The ultimate decision on what police action to take in such a situation rests with the incident commander, who must weigh the law enforcement objectives against the resources available to achieve them. In this case, the objectives should have been clear enough, even to an inexperienced supervisor: protect lives and property and ensure the free exercise of rights guaranteed by the Constitution.
Yes, the pro-Palestinians have the right to protest in front of a synagogue but not to limit the safe access to it by those choosing to enter. Protesters blocking access to the synagogue should have been warned to move, and those failing to do so should have been arrested.
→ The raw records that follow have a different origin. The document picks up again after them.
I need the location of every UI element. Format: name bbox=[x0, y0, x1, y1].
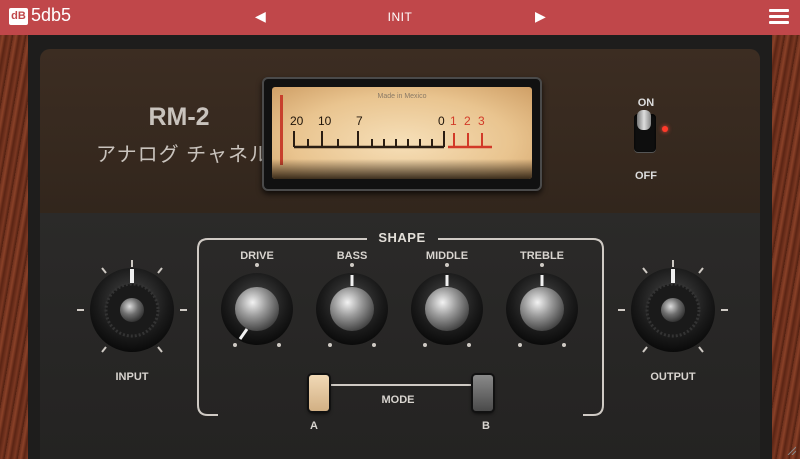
scale-label-0: 0 bbox=[438, 114, 445, 128]
scale-label-3: 3 bbox=[478, 114, 485, 128]
mode-label: MODE bbox=[381, 394, 415, 406]
db-logo-icon: dB bbox=[9, 8, 28, 25]
wood-side-panel-right bbox=[772, 35, 800, 459]
hamburger-menu-icon[interactable] bbox=[769, 9, 789, 25]
model-subtitle: アナログ チャネル bbox=[96, 144, 270, 166]
mode-b-label: B bbox=[482, 420, 490, 432]
scale-label-7: 7 bbox=[356, 114, 363, 128]
wood-side-panel-left bbox=[0, 35, 28, 459]
prev-preset-button[interactable]: ◀ bbox=[255, 8, 266, 25]
vu-meter: Made in Mexico 20 10 7 0 1 2 3 bbox=[262, 77, 542, 191]
resize-grip-icon[interactable] bbox=[786, 445, 796, 455]
model-name: RM-2 bbox=[148, 103, 210, 131]
shape-section-label: SHAPE bbox=[367, 230, 437, 245]
preset-name[interactable]: INIT bbox=[350, 10, 450, 24]
brand-name: 5db5 bbox=[31, 5, 72, 25]
mode-a-label: A bbox=[310, 420, 318, 432]
drive-label: DRIVE bbox=[240, 250, 274, 262]
mode-b-button[interactable] bbox=[473, 375, 493, 411]
plugin-panel: RM-2 アナログ チャネル Made in Mexico 20 10 7 0 … bbox=[28, 35, 772, 459]
lower-section bbox=[40, 213, 760, 459]
scale-label-1: 1 bbox=[450, 114, 457, 128]
mode-a-button[interactable] bbox=[309, 375, 329, 411]
top-bar: dB 5db5 ◀ INIT ▶ bbox=[0, 0, 800, 35]
power-off-label: OFF bbox=[635, 170, 657, 182]
vu-meter-face: Made in Mexico 20 10 7 0 1 2 3 bbox=[272, 87, 532, 179]
scale-label-10: 10 bbox=[318, 114, 332, 128]
meter-shade bbox=[272, 159, 532, 179]
output-label: OUTPUT bbox=[650, 371, 696, 383]
vu-needle bbox=[280, 95, 283, 165]
scale-label-2: 2 bbox=[464, 114, 471, 128]
power-led-icon bbox=[662, 126, 668, 132]
bass-label: BASS bbox=[336, 250, 368, 262]
input-label: INPUT bbox=[115, 371, 149, 383]
treble-label: TREBLE bbox=[520, 250, 564, 262]
toggle-lever-icon[interactable] bbox=[637, 110, 651, 130]
power-on-label: ON bbox=[637, 97, 655, 109]
scale-label-20: 20 bbox=[290, 114, 304, 128]
next-preset-button[interactable]: ▶ bbox=[535, 8, 546, 25]
middle-label: MIDDLE bbox=[425, 250, 469, 262]
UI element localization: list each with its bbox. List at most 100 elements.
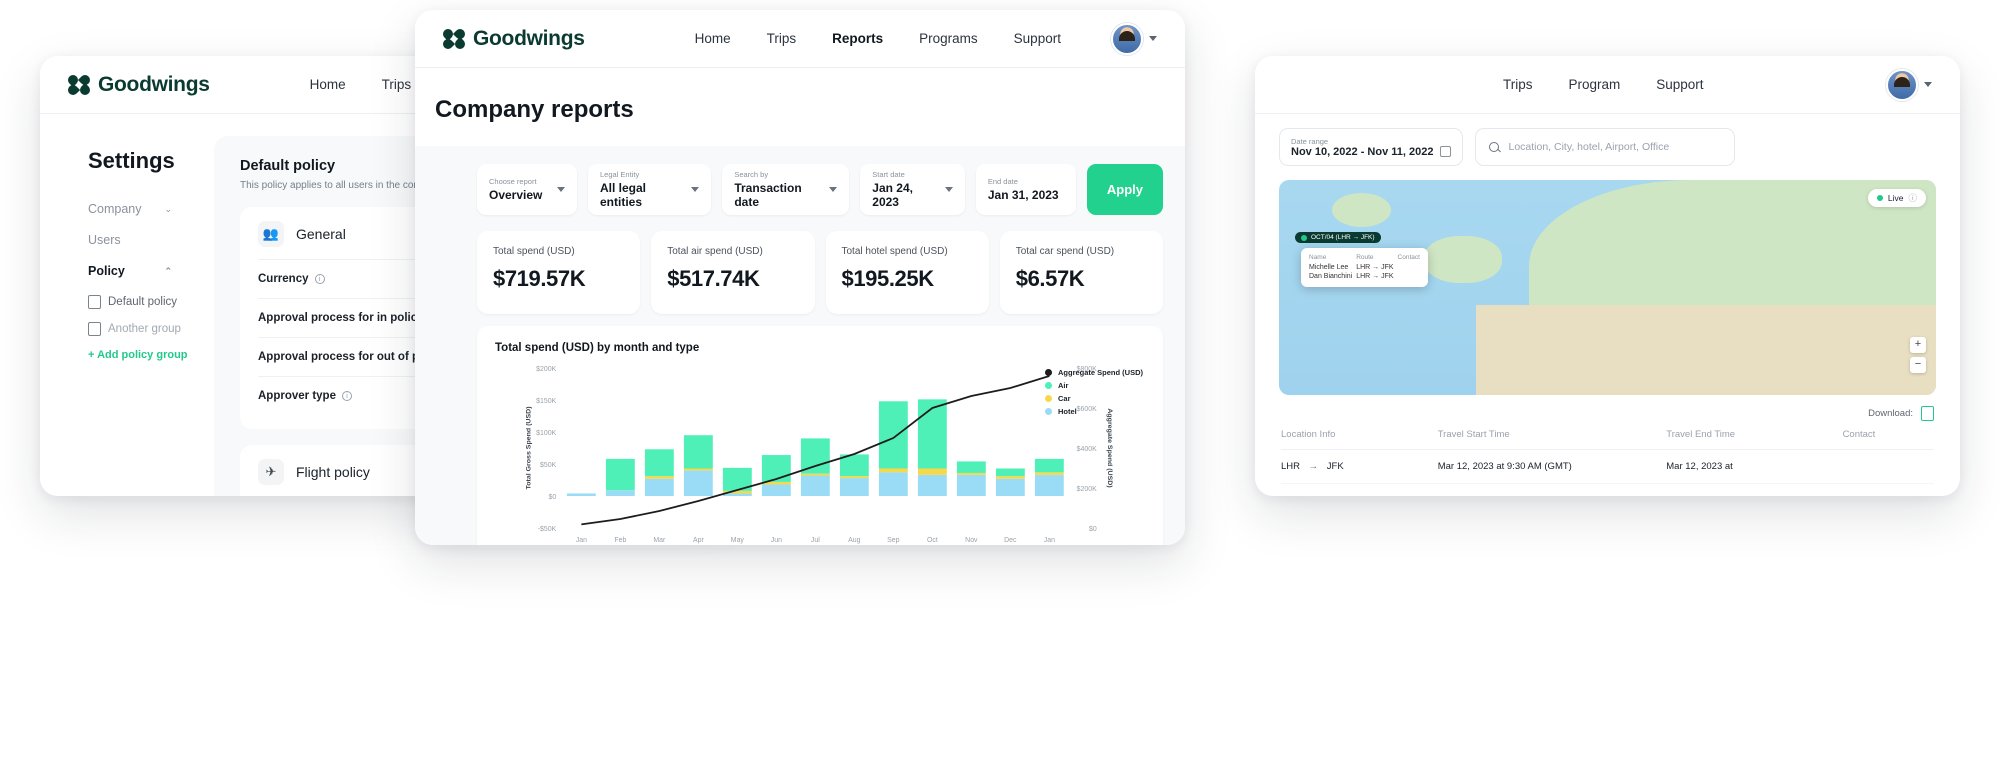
chart-bar-segment[interactable]	[839, 476, 869, 479]
chart-bar-segment[interactable]	[683, 470, 713, 496]
x-axis-tick-label: Sep	[887, 535, 899, 544]
brand-logo[interactable]: Goodwings	[440, 26, 585, 51]
chart-bar-segment[interactable]	[839, 478, 869, 496]
legend-item[interactable]: Car	[1044, 394, 1143, 403]
chart-bar-segment[interactable]	[800, 473, 830, 476]
nav-item-program[interactable]: Program	[1569, 77, 1621, 92]
search-by-select[interactable]: Search by Transaction date	[722, 164, 850, 215]
chart-bar-segment[interactable]	[605, 458, 635, 491]
map-canvas[interactable]: Live ⓘ OCT/04 (LHR → JFK) Name Route Con…	[1279, 180, 1936, 395]
info-icon[interactable]: i	[314, 274, 325, 284]
tooltip-row: Dan Bianchini LHR → JFK	[1309, 272, 1420, 281]
chart-bar-segment[interactable]	[917, 474, 947, 496]
brand-name: Goodwings	[98, 72, 210, 96]
chart-bar-segment[interactable]	[878, 472, 908, 496]
chart-bar-segment[interactable]	[878, 401, 908, 469]
avatar[interactable]	[1886, 68, 1918, 101]
chart-bar-segment[interactable]	[644, 449, 674, 477]
choose-report-label: Choose report	[489, 177, 537, 186]
chart-bar-segment[interactable]	[878, 468, 908, 473]
chevron-down-icon[interactable]	[829, 187, 838, 192]
general-card-title: General	[296, 226, 346, 242]
nav-item-trips[interactable]: Trips	[382, 77, 412, 92]
map-zoom-controls[interactable]: + −	[1910, 337, 1926, 373]
zoom-out-button[interactable]: −	[1910, 357, 1926, 373]
sidebar-item-policy[interactable]: Policy ⌃	[88, 264, 172, 278]
csv-download-icon[interactable]	[1921, 406, 1934, 421]
chevron-down-icon[interactable]	[557, 187, 565, 192]
sidebar-subitem-default-policy[interactable]: Default policy	[88, 295, 200, 309]
chart-bar-segment[interactable]	[956, 472, 986, 475]
chart-bar-segment[interactable]	[956, 474, 986, 496]
chart-bar-segment[interactable]	[761, 455, 791, 482]
chart-bar-segment[interactable]	[605, 490, 635, 496]
map-search-input[interactable]: Location, City, hotel, Airport, Office	[1475, 128, 1736, 166]
y-axis-tick-label: $100K	[536, 428, 556, 437]
chart-bar-segment[interactable]	[683, 468, 713, 471]
route-pill[interactable]: OCT/04 (LHR → JFK)	[1295, 232, 1381, 243]
chart-bar-segment[interactable]	[995, 476, 1025, 479]
nav-item-support[interactable]: Support	[1656, 77, 1703, 92]
chart-bar-segment[interactable]	[1034, 472, 1064, 475]
chevron-down-icon[interactable]	[1149, 36, 1157, 41]
chart-bar-segment[interactable]	[644, 478, 674, 496]
legend-item[interactable]: Aggregate Spend (USD)	[1044, 368, 1143, 377]
choose-report-select[interactable]: Choose report Overview	[477, 164, 577, 215]
chart-bar-segment[interactable]	[761, 484, 791, 496]
nav-item-trips[interactable]: Trips	[1503, 77, 1533, 92]
screenshot-stage: Goodwings Home Trips Program Settings Co…	[0, 0, 2000, 779]
user-menu[interactable]	[1886, 68, 1932, 101]
nav-item-support[interactable]: Support	[1014, 31, 1061, 46]
legend-item[interactable]: Hotel	[1044, 407, 1143, 416]
sidebar-subitem-another-group[interactable]: Another group	[88, 322, 200, 336]
chart-bar-segment[interactable]	[800, 475, 830, 496]
route-to: JFK	[1327, 495, 1344, 496]
y-axis-tick-label: $200K	[536, 364, 556, 373]
chart-bar-segment[interactable]	[1034, 474, 1064, 496]
chart-bar-segment[interactable]	[995, 468, 1025, 477]
nav-item-home[interactable]: Home	[310, 77, 346, 92]
chart-bar-segment[interactable]	[917, 468, 947, 475]
nav-item-programs[interactable]: Programs	[919, 31, 978, 46]
chart-bar-segment[interactable]	[995, 478, 1025, 496]
brand-logo[interactable]: Goodwings	[65, 72, 210, 97]
search-icon	[1489, 142, 1500, 152]
arrow-right-icon: →	[1309, 495, 1319, 496]
live-badge[interactable]: Live ⓘ	[1867, 189, 1926, 207]
map-topbar: Trips Program Support	[1255, 56, 1960, 114]
end-date-select[interactable]: End date Jan 31, 2023	[975, 164, 1076, 215]
date-range-field[interactable]: Date range Nov 10, 2022 - Nov 11, 2022	[1279, 128, 1464, 166]
chart-bar-segment[interactable]	[722, 493, 752, 496]
legend-item[interactable]: Air	[1044, 381, 1143, 390]
calendar-icon[interactable]	[1440, 146, 1452, 157]
table-row[interactable]: LHR → JFK Mar 12, 2023 at 9:30 AM (GMT) …	[1281, 450, 1934, 484]
chart-bar-segment[interactable]	[1034, 458, 1064, 473]
add-policy-group-button[interactable]: + Add policy group	[88, 349, 200, 361]
chevron-down-icon[interactable]	[1924, 82, 1932, 87]
chart-bar-segment[interactable]	[644, 476, 674, 479]
sidebar-item-users[interactable]: Users	[88, 233, 172, 247]
info-icon[interactable]: ⓘ	[1908, 192, 1917, 204]
legal-entity-select[interactable]: Legal Entity All legal entities	[588, 164, 712, 215]
user-menu[interactable]	[1111, 22, 1157, 55]
chart-bar-segment[interactable]	[956, 461, 986, 473]
chart-bar-segment[interactable]	[800, 438, 830, 474]
start-date-select[interactable]: Start date Jan 24, 2023	[860, 164, 965, 215]
chevron-down-icon[interactable]	[691, 187, 700, 192]
apply-button[interactable]: Apply	[1086, 164, 1163, 215]
chart-bar-segment[interactable]	[566, 493, 596, 496]
avatar[interactable]	[1111, 22, 1143, 55]
sidebar-item-company[interactable]: Company ⌄	[88, 202, 172, 216]
chart-bar-segment[interactable]	[917, 399, 947, 469]
chevron-down-icon[interactable]	[944, 187, 953, 192]
nav-item-trips[interactable]: Trips	[767, 31, 797, 46]
nav-item-home[interactable]: Home	[695, 31, 731, 46]
x-axis-tick-label: Jan	[576, 535, 587, 544]
chart-plot-area[interactable]: $200K $150K $100K $50K $0 -$50K $800K $600K $400…	[495, 360, 1145, 545]
chart-bar-segment[interactable]	[683, 435, 713, 469]
table-row[interactable]: LHR → JFK Mar 12, 2023 at 9:30 AM (GMT) …	[1281, 484, 1934, 496]
zoom-in-button[interactable]: +	[1910, 337, 1926, 353]
download-label: Download:	[1868, 408, 1913, 419]
info-icon[interactable]: i	[341, 391, 352, 401]
nav-item-reports[interactable]: Reports	[832, 31, 883, 46]
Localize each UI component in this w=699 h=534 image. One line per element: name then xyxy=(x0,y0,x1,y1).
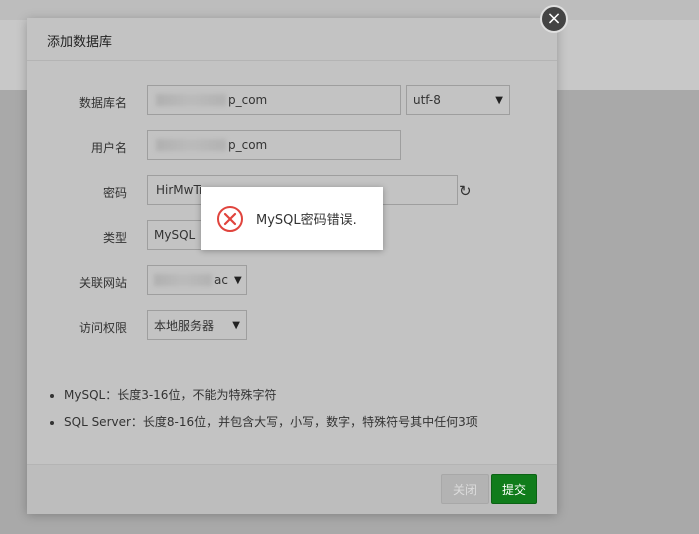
chevron-down-icon: ▼ xyxy=(495,94,503,106)
db-name-input[interactable]: p_com xyxy=(147,85,401,115)
chevron-down-icon: ▼ xyxy=(232,319,240,331)
add-database-dialog: 添加数据库 数据库名 p_com utf-8 ▼ 用户名 p_com 密码 Hi… xyxy=(27,18,557,514)
toast-message: MySQL密码错误. xyxy=(256,213,357,228)
access-label: 访问权限 xyxy=(78,321,127,335)
site-value: ac xyxy=(214,273,228,287)
close-button[interactable]: 关闭 xyxy=(441,474,489,504)
error-icon xyxy=(217,205,243,232)
password-rules: MySQL：长度3-16位，不能为特殊字符 SQL Server：长度8-16位… xyxy=(47,386,478,440)
password-value: HirMwTr xyxy=(156,183,204,197)
type-value: MySQL xyxy=(154,228,196,242)
dialog-title: 添加数据库 xyxy=(47,35,113,50)
submit-button[interactable]: 提交 xyxy=(491,474,537,504)
rule-mysql: MySQL：长度3-16位，不能为特殊字符 xyxy=(64,386,478,403)
access-select[interactable]: 本地服务器 ▼ xyxy=(147,310,247,340)
site-label: 关联网站 xyxy=(78,276,127,290)
db-name-label: 数据库名 xyxy=(78,96,127,110)
username-label: 用户名 xyxy=(90,141,127,155)
dialog-header: 添加数据库 xyxy=(27,18,557,61)
redacted-text xyxy=(154,274,212,286)
redacted-text xyxy=(156,94,226,106)
error-toast: MySQL密码错误. xyxy=(201,187,383,250)
password-label: 密码 xyxy=(102,186,127,200)
chevron-down-icon: ▼ xyxy=(233,274,242,286)
rule-sqlserver: SQL Server：长度8-16位，并包含大写，小写，数字，特殊符号其中任何3… xyxy=(64,413,478,430)
db-name-value: p_com xyxy=(228,93,268,107)
site-select[interactable]: ac ▼ xyxy=(147,265,247,295)
close-icon[interactable]: × xyxy=(540,5,568,33)
charset-select[interactable]: utf-8 ▼ xyxy=(406,85,510,115)
dialog-footer: 关闭 提交 xyxy=(27,464,557,514)
charset-value: utf-8 xyxy=(413,93,441,107)
username-input[interactable]: p_com xyxy=(147,130,401,160)
access-value: 本地服务器 xyxy=(154,318,215,333)
refresh-icon[interactable]: ↻ xyxy=(459,182,472,200)
type-label: 类型 xyxy=(102,231,127,245)
background-header-strip xyxy=(0,0,699,20)
redacted-text xyxy=(156,139,226,151)
username-value: p_com xyxy=(228,138,268,152)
It baffles me that, if the account from The Free Press writer Noah Pollack is accurate (and I have no reason to doubt it), the police didn't issue such an order and enforce it, using whatever lawful force was necessary.
Though I doubt the police at the synagogue on Sunday were under orders to stand down, is such an order unthinkable? Given how politicized the police profession has become, especially in cities, like Los Angeles, governed by leftists, the answer, sadly, is no. If L.A. Mayor Karen Bass, Brandon Johnson in Chicago, or Eric Adams in New York, to name just three prominent examples — if any of them were to detect an advantage in restraining the police from taking action against some group of favored political allies, would any of them be shy about communicating their preference to their police chiefs? And would those chiefs have the courage to uphold the law despite the mayor's wishes?
Sadly, it bears reminding that the war in Gaza continues and that there are still hostages, including Americans, being held there since being taken on October 7. Many of the perpetrators of the Oct. 7 atrocities remain at large and engaged in the war, including the architect of the attack, Hamas leader Yahya Sinwar. Pro-Palestinian protests will continue in this country until the Gaza war ends and very likely even longer.
Add to this already fraught climate the friction of the coming presidential election, and you have the ingredients for much tumult in the months to come. If politicians order their police officers to ignore lawbreaking, as was done for example in 2020 in Minneapolis, where the mayor ordered the police to abandon a police station to the incendiary whims of rioters, chaos inevitably follows.
A police officer has an obligation to disobey an order that is unlawful, immoral, or unethical, and any order that subjects innocent parties to peril would be all three. Who will stand tall when their moment to choose arrives?